If I had read this ten years ago, back when drugs held a certain glamour, I would have been in awe of their dirty weekend. I had girlfriends who cried when Thompson died in 2005, since they had read his books in high school and seen their own drug consumption justified. If Thompson could gobble sheets of acid and still get played by Johnny Depp in the movie, then they, logic went, were pursuing art by doing stepped-on blow during weekend barbecues.

The same thing comes up with Requiem for a Dream, which I did actually see when I was sixteen. The climax features an amputation, an ECT session, and a double-ended dildo, and is all about how drugs are fun until they're really, really not. It was the alpha and omega of drug movies - a particularly stylish PSA about heroin and how crappy it'll make your life. The book, which is actually more upsetting, left me in a navy-blue funk for a week. The whole experience makes heroin seem awesome, until you're inevitably on the ward without an arm.

And on a much less drug-terror note, I finally saw Edward Scissorhands this summer, way, way too late. I loved it, because it's good, but if I had seen it when I was a kid, it could have taught me a ton about, you know, acceptance and difference and blah blah blah. Plus, Johnny Depp as Edward is just great, all tortured silence and ratty hair. I could have had a childhood kindred spirit in Edward Scissorhands's horribly messy 'do, instead of the Wakefield twins and their ridiculous heart-shaped faces and perfect blonde hair.

It's hard catching up on pop-culture references. Internet memes have a shelf life of weeks - once you've missed the boat on those, you're basically out of the running, joke-wise. Movies and TV shoes are a little more durable, but smoke-monster jokes are dunzo and "I am Jack's raging sense of inanity" are a dying breed. Not that it's impossible to cast your mind back to full stuff you loved a decade ago; more that, if you miss the moment, it's sort of hard to join in at a later date. You lose that head-space: things that were amazing to your younger self (the drug lore, the fight clubs, the dirty lays) morph into things that make us go "ew."

I remember the first time I saw The Matrix. I literally rewound the tape - this was back in the olden days, when movies didn't have chapters - and watched it again, straight through, barely breathing. It was so awesome, so epic, so punchy and green and blue and Keanu! It was awesome in a way that, twenty years from now, is going to be dated. Teenagers, looking for the thrills that thrilled their parents, are going to download that movie and watch it, wondering what all the fuss is about. Making it, not bad, but very much of its time - like Hunter S. Thompson, it'll be a kind of pop culture Mary Celeste, drifting along, influential and exciting but ultimately meant for a certain person in a certain moment.


  1. dude. I saw the Matrix a year after it came out on a bus to Quebec with my fellow grade 8's. I had to spend 6 hours pretending it did not just change my life, because I had "totally already seen it"

  2. Hunter S Thompson is much more time resistant that the matrix.
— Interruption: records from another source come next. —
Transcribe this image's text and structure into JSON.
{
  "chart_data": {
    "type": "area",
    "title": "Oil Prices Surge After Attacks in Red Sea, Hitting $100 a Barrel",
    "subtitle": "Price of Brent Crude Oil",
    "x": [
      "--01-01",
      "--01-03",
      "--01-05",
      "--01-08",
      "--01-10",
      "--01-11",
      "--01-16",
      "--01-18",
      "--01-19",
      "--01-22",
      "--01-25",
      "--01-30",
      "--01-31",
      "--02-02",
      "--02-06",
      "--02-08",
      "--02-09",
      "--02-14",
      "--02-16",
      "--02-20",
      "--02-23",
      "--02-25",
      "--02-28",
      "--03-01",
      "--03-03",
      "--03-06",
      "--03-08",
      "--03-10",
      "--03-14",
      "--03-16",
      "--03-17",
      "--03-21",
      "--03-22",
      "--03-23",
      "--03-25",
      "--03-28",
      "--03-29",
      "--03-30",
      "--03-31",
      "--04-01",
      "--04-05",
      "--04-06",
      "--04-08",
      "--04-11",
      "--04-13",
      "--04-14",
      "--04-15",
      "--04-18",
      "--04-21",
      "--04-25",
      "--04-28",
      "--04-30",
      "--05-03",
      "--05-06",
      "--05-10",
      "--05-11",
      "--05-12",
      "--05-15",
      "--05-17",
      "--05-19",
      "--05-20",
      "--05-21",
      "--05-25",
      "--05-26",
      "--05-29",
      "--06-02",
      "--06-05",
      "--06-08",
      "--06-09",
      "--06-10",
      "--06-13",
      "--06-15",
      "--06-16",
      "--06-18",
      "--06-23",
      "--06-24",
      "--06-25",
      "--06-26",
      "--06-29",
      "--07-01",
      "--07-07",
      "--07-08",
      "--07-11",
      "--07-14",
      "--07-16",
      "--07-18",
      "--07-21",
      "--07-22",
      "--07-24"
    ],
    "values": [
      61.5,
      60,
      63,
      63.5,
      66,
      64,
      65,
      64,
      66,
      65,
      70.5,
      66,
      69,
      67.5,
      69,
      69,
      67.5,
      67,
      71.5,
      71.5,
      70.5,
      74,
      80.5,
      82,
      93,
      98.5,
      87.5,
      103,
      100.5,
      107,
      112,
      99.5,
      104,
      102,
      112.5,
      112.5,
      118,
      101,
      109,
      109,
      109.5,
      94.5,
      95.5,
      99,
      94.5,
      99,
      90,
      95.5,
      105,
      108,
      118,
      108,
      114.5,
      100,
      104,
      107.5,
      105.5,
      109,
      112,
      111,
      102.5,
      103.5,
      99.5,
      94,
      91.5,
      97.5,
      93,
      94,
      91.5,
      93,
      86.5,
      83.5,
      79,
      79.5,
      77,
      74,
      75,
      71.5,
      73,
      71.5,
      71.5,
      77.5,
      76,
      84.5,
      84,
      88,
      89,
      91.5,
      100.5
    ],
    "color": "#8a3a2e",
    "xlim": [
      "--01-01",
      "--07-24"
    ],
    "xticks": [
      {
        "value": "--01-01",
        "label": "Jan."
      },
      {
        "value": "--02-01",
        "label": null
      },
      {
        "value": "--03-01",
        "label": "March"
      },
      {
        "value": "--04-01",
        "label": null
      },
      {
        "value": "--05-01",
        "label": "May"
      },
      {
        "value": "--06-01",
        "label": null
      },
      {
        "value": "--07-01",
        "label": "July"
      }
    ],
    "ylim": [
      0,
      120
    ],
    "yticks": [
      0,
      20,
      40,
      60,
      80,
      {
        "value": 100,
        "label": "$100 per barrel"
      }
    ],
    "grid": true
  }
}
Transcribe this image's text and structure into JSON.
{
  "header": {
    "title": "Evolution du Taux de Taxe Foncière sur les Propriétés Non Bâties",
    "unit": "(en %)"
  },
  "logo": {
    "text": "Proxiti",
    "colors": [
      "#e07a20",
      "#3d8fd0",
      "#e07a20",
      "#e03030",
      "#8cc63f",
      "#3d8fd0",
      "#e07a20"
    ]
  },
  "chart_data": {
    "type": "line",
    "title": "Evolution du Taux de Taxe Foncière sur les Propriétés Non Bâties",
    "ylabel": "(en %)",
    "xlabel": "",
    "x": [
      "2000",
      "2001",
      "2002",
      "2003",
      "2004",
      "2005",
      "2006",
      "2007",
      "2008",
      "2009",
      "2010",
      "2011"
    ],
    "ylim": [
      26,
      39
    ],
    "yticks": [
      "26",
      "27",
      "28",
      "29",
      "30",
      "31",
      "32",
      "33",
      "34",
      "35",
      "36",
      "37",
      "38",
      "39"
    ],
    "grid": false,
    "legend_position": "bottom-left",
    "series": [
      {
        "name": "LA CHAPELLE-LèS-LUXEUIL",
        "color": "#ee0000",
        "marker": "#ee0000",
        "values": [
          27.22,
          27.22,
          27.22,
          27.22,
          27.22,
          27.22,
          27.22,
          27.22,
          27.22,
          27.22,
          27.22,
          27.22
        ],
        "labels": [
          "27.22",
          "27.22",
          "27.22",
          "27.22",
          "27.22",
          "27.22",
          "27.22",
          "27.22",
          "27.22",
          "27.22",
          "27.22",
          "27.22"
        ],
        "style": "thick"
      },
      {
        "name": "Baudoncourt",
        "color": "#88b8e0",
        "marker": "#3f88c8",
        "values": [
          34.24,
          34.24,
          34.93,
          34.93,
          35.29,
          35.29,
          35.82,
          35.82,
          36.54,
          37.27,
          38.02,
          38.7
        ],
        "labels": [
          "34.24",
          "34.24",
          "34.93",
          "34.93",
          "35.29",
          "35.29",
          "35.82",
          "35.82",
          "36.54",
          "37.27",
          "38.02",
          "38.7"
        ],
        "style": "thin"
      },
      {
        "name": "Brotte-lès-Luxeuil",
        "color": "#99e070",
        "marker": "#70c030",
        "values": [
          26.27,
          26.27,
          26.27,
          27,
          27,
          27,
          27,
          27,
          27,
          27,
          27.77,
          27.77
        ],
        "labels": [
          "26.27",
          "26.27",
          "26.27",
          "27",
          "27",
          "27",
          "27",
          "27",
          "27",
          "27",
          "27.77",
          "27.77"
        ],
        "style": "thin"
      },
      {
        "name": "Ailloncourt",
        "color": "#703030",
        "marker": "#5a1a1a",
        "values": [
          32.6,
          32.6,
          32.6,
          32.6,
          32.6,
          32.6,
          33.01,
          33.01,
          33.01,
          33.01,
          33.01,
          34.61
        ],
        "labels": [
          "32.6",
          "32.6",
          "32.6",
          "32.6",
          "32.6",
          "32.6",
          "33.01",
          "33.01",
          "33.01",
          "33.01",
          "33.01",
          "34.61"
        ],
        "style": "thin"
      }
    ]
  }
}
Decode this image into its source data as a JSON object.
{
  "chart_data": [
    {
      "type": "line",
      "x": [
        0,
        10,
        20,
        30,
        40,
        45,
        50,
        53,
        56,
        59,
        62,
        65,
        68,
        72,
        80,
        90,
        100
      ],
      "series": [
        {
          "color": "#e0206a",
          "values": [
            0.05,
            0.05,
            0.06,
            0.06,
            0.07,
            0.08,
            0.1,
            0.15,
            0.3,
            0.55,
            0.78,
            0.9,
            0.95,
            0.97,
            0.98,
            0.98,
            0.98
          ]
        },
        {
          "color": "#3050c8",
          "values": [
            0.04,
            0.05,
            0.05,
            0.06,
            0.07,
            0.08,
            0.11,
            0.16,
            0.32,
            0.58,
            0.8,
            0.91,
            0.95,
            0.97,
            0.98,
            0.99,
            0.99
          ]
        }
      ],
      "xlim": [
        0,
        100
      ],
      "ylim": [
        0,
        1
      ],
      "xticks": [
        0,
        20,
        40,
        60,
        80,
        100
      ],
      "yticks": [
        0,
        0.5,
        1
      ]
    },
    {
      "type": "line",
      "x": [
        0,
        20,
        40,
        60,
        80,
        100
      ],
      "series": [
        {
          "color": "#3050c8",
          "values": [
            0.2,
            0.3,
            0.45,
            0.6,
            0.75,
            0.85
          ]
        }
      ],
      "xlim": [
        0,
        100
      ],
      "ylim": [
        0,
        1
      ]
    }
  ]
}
Shoot yourself.

    1. It's less about what's more resilient throughout time, and more than there are things - like movies, books, albums and memes - that have a "you had to be there" sort of quality.

      I understand Thompson's point and purpose, and he's a fine writer, but his words didn't write themselves on my bones the way they could have if I was really into drugs and really impressionable.